Because this was a meeting about generalized HR policies. If you have an issue with somebody usually the most corrective action is to talk to them. It can be a work issue, it can be a hygiene issue it can be just an annoyance issue, not everything has to be out and out battle in sexual harassment. Now if it is sexual harassment and you don’t feel comfortable escalating they did outline other pathways. But since this is generalized guidance they’re providing multiple avenues from the most effective and least laborious, to the most laborious and least effective.
They did say, if you aren’t comfortable talking to the person then go to management or fill in the anonymous form. Seems fine. Most inteepersonal stuff can be resolved by people just talking to each other, but if it is known the other party is an ass, just go to management. And HR is often outsourced at smaller corps, sames as payroll or IT can be.
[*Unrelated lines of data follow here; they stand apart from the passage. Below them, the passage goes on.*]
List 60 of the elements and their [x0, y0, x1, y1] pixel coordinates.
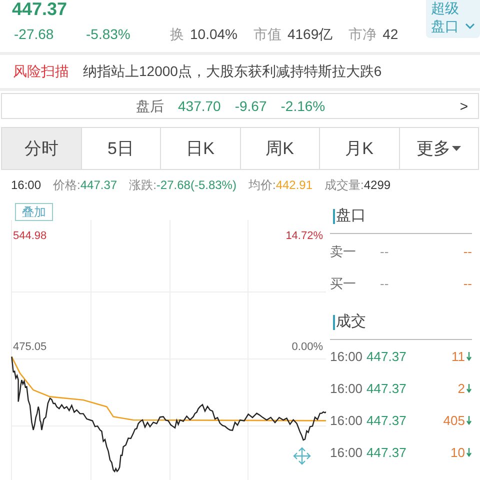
down-arrow-icon [466, 416, 472, 425]
trade-volume: 10 [450, 444, 465, 462]
change-percent: -5.83% [86, 24, 132, 44]
trade-volume: 11 [450, 348, 465, 366]
trade-price: 447.37 [366, 444, 406, 462]
after-hours-label: 盘后 [136, 96, 164, 116]
order-label: 卖一 [330, 243, 357, 262]
order-price: -- [380, 243, 390, 262]
trade-time: 16:00 [330, 380, 363, 398]
after-hours-bar[interactable]: 盘后 437.70 -9.67 -2.16% > [1, 93, 479, 119]
change-label: 涨跌: [129, 177, 156, 194]
change-text: -27.68 [13, 24, 55, 44]
change-value: -27.68(-5.83%) [156, 177, 236, 194]
risk-scan-label: 风险扫描 [13, 62, 69, 81]
average-label: 均价: [248, 177, 276, 194]
stat-label: 市值 [253, 24, 282, 44]
time-text: 16:00 [11, 177, 42, 194]
trade-volume: 405 [442, 412, 465, 430]
axis-label: 0.00% [292, 340, 323, 355]
trade-time: 16:00 [330, 444, 363, 462]
trade-time: 16:00 [330, 348, 363, 366]
trade-price: 447.37 [366, 348, 406, 366]
down-arrow-icon [466, 352, 472, 361]
order-price: -- [380, 275, 390, 294]
price-value: 447.37 [80, 177, 118, 194]
chevron-down-icon [465, 23, 475, 29]
average-value: 442.91 [276, 177, 313, 194]
order-volume: -- [462, 243, 472, 262]
after-hours-price: 437.70 [178, 96, 221, 116]
price-text: 447.37 [12, 0, 68, 18]
after-hours-change: -9.67 [234, 96, 267, 116]
trade-price: 447.37 [366, 380, 406, 398]
stat-value: 4169亿 [287, 24, 333, 44]
order-label: 买一 [330, 275, 357, 294]
stat-value: 42 [382, 24, 398, 44]
accent-bar [333, 315, 335, 330]
accent-bar [333, 209, 335, 224]
stat-label: 换 [170, 24, 184, 44]
stat-label: 市净 [348, 24, 377, 44]
expand-icon [293, 447, 311, 465]
trade-price: 447.37 [366, 412, 406, 430]
axis-label: 475.05 [13, 340, 47, 355]
axis-label: 14.72% [286, 229, 323, 244]
section-title: 盘口 [336, 206, 366, 226]
news-headline[interactable]: 纳指站上12000点，大股东获利减持特斯拉大跌6 [83, 61, 382, 82]
section-title: 成交 [336, 312, 366, 332]
volume-label: 成交量: [324, 177, 364, 194]
volume-value: 4299 [364, 177, 391, 194]
axis-label: 544.98 [13, 229, 47, 244]
down-arrow-icon [466, 448, 472, 457]
trade-volume: 2 [456, 380, 465, 398]
order-volume: -- [462, 275, 472, 294]
caret-icon [452, 146, 462, 151]
price-label: 价格: [53, 177, 80, 194]
chart-tab[interactable]: 分时 [2, 128, 80, 169]
trade-time: 16:00 [330, 412, 363, 430]
down-arrow-icon [466, 384, 472, 393]
after-hours-percent: -2.16% [280, 96, 326, 116]
arrow-text: > [460, 96, 468, 116]
stat-value: 10.04% [190, 24, 238, 44]
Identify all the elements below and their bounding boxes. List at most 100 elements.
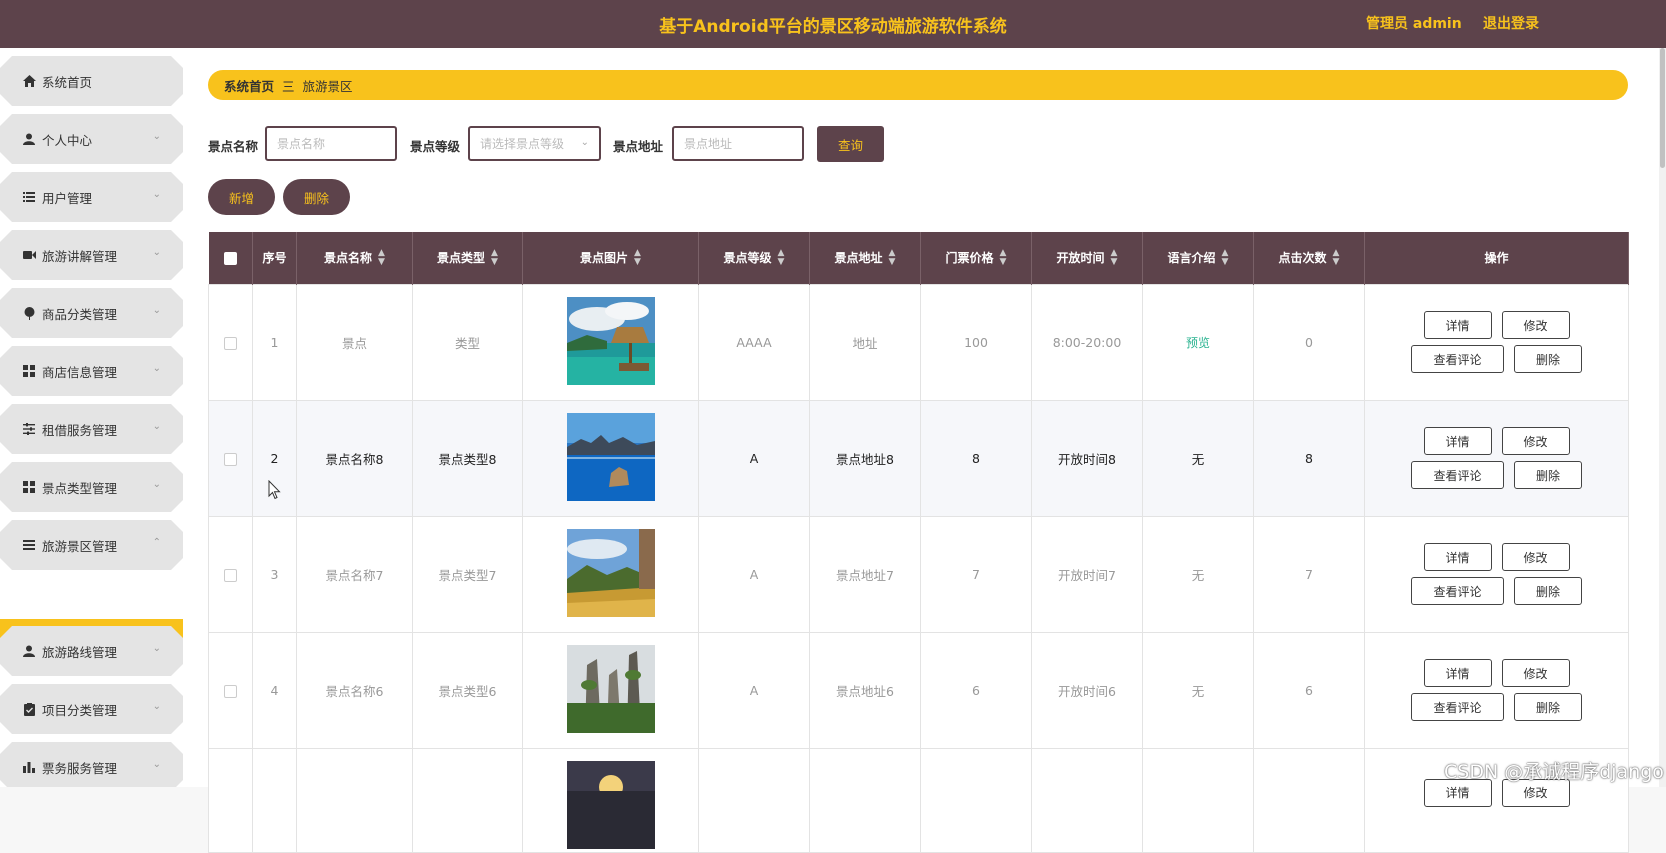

“but the first question will be did you talk to them”. Definitely pushing that we’re going to encourage you to solve your own problems with your harasser
Sure, but often harassment starts out with a bully testing the waters and you can shut that down immediatly, and state your boundary. Then report if they break it. Not only is taking care of shit empowering, but if you have ever worked at a place with lots of catty people management can spend their whole day on petty bullshit instead of actual work. Also you can do both at once. I had that situation with this monster of a guy being verbal abusive to everyone. one day I lost it and told him ti eff right off and cut the stupid bullshit, then I walked right to my supervisor and said I just told the plant guy to eff off so you might get an earfull. He actually did come to talk to my boss, boss was like I think you heard him right. That guy was super amicable from that day on, he just needed to be put in his place.
I’m glad that worked for you, but that doesn’t mean it works for everyone, and it shouldn’t have to. Anyone should feel safe going and asking for help to stop someone they feel uncomfortable around.
I don’t see it as bias. It’s a good explanation, and I appreciate you taking the time!
Unless you count a few temp jobs, I’ve never worked in a corporate office.